45. Or, en l’espèce, la Cour constate que la vérification physique de la correspondance de la requérante avec son avocat a été effectuée par les autorités pénitentiaires, et non pas par un magistrat indépendant qui était tenu de garder le secret sur les informations dont il aurait ainsi pu prendre connaissance (voir, a contrario, Erdem, précité, § 67). Elle note que l’examen par le juge de l’exécution des lettres des détenus envoyées à leurs défenseurs n’est prévu que lorsqu’il y a des preuves et documents démontrant que cette correspondance sert à commettre des actes répréhensibles, à porter atteinte à la sécurité de l’établissement pénitentiaire, ou à assurer la communication entre les membres d’organisations terroristes ou d’autres organisations criminelles, alors que la vérification physique de ces lettres par l’administration pénitentiaire est effectuée de manière systématique (paragraphes 15, 18 et 20 ci-dessus).
46. À la lumière de ce qui précède, la Cour relève que la vérification physique de la correspondance des détenus avec leurs avocats, telle que prévue par le droit interne et effectuée par l’administration pénitentiaire, n’est pas entourée des garanties appropriées permettant de préserver la confidentialité du contenu de cette correspondance, d’autant plus que la pratique interne relative aux lettres envoyées par les détenus condamnés en application de l’article 220 du CP à leurs avocats consiste en la remise des lettres à l’administration pénitentiaire dans une enveloppe ouverte (paragraphe 20 ci-dessus).

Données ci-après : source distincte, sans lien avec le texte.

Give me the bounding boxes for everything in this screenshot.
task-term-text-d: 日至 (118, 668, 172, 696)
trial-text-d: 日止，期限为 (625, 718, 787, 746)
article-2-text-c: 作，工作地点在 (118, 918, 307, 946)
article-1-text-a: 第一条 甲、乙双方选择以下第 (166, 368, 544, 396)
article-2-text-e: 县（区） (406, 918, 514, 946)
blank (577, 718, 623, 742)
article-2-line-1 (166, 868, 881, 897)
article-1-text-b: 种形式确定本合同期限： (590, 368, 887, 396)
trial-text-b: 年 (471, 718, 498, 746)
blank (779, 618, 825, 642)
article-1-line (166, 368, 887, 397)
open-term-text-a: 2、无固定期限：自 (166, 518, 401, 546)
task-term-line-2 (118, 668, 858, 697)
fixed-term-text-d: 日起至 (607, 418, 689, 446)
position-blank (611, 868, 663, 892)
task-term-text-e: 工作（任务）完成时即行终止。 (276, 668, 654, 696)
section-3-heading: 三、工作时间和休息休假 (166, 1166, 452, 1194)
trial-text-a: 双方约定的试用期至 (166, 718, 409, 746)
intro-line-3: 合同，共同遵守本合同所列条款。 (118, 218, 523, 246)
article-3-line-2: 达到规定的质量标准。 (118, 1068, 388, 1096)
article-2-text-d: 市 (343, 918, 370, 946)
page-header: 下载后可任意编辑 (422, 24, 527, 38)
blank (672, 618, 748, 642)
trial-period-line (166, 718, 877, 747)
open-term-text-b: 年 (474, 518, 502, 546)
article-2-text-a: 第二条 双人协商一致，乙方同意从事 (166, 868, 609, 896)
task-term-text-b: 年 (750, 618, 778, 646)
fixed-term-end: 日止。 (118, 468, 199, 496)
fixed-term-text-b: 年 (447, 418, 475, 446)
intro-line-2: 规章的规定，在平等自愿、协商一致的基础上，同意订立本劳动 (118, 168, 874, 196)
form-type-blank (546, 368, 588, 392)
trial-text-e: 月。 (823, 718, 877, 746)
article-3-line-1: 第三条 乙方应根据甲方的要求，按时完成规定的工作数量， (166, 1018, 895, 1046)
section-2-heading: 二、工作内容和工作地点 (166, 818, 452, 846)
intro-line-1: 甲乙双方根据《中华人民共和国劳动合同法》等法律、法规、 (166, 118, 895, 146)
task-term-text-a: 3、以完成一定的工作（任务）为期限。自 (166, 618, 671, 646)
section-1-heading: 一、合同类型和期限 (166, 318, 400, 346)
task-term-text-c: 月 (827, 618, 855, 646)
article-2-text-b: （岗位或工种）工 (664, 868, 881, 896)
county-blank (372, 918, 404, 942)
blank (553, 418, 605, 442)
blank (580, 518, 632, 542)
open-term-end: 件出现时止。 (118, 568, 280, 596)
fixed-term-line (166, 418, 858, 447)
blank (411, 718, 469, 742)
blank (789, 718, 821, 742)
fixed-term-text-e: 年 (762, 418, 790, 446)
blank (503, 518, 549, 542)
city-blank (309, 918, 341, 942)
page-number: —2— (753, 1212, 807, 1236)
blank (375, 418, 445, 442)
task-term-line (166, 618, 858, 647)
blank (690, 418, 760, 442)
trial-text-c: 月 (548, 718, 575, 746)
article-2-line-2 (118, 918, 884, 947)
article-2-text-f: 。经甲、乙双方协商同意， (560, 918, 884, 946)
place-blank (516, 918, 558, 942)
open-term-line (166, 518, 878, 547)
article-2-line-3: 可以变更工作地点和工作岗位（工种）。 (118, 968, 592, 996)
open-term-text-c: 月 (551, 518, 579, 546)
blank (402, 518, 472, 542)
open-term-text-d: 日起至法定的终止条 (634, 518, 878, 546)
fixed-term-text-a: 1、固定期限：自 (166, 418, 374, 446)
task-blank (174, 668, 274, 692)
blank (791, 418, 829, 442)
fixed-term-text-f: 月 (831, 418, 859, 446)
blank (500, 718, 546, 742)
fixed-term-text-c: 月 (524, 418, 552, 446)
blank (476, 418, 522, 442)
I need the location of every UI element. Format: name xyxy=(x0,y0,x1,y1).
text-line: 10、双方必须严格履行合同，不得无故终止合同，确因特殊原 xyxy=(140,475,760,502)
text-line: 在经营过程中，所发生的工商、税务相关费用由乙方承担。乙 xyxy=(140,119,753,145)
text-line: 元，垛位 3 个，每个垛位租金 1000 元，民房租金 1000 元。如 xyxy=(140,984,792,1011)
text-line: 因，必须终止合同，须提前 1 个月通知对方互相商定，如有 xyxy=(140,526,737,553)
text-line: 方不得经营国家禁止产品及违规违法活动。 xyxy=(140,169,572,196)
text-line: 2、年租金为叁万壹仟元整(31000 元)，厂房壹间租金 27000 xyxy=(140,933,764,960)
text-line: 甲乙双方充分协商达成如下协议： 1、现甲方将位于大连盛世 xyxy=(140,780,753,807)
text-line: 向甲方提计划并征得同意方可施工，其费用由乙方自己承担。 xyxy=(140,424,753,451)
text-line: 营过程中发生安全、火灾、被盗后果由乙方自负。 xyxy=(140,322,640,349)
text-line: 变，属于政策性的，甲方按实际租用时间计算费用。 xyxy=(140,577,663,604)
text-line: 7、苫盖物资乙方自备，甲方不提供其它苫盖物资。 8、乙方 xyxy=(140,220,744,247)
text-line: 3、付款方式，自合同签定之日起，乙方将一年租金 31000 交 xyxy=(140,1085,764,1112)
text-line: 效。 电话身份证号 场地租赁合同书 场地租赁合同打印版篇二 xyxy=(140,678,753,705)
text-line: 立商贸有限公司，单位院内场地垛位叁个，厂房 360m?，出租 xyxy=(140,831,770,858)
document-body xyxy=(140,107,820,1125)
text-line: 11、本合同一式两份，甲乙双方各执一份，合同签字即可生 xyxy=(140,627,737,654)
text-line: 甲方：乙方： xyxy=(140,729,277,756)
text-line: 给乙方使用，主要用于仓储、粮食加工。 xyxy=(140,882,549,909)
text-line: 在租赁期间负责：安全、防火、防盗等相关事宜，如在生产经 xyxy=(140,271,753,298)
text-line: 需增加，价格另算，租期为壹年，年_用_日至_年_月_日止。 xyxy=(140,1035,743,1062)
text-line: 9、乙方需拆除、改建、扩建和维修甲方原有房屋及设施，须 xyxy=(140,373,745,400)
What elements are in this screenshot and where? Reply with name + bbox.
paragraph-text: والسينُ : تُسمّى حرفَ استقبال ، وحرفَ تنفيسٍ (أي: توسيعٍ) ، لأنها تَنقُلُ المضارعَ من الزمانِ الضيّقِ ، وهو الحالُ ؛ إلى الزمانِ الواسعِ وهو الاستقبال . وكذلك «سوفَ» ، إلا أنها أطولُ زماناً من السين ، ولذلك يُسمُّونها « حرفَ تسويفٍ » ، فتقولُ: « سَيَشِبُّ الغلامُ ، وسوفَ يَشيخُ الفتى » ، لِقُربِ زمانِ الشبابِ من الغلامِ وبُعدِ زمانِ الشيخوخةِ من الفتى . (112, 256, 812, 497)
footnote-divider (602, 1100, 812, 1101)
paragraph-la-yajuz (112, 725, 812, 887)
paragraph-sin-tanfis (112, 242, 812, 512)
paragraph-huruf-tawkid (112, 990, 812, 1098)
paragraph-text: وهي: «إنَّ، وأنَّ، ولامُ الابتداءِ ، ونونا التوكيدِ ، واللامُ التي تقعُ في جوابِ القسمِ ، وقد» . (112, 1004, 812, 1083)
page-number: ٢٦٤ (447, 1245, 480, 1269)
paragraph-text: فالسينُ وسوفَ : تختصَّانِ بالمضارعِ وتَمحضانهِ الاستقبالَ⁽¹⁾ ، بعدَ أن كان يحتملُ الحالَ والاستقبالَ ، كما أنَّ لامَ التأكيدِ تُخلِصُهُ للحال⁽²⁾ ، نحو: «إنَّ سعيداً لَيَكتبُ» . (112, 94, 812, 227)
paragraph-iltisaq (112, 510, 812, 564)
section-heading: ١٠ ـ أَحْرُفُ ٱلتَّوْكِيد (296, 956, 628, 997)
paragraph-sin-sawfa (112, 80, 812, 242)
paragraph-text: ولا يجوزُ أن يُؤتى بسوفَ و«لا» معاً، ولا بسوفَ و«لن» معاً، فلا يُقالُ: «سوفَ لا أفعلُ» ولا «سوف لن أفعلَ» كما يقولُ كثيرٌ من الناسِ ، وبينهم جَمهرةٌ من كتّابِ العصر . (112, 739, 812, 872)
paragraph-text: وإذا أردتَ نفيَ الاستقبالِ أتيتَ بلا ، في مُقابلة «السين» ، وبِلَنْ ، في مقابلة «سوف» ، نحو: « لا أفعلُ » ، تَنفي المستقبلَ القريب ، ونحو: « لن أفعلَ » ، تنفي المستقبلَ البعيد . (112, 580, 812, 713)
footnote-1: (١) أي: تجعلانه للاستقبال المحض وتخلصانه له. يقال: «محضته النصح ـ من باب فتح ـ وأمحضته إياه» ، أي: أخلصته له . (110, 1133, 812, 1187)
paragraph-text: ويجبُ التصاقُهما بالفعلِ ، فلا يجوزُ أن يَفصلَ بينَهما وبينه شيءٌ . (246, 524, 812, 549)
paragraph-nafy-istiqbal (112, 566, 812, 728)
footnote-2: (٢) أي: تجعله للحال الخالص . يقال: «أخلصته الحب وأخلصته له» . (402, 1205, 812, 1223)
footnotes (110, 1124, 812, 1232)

47. Dans la présente espèce, la Cour constate, à l’examen de la lettre du 11 juin 2007 envoyée par la requérante à son défenseur relativement à l’introduction de la présente requête, que le cachet apposé par la commission de lecture de l’administration pénitentiaire avec la mention « vu » se trouve sur la lettre elle-même, et non pas sur l’enveloppe, et que rien ne pouvait empêcher ladite administration de lire le contenu de cette lettre. Dès lors, la Cour considère qu’en l’espèce la mesure litigieuse n’était pas assortie de garanties adéquates et suffisantes.
48. Eu égard à ce qui précède, la Cour ne saurait admettre que, en l’absence de garanties appropriées prévues par la législation interne contre les abus, la pratique ayant consisté en la vérification physique systématique de la correspondance de la requérante avec son avocat par l’administration pénitentiaire était proportionnée aux buts légitimes poursuivis (voir, mutatis mutandis, Barmaksız c. Turquie, no 1004/03, § 31, 2 mars 2010).
49. Partant, la Cour conclut à la violation de l’article 8 de la Convention."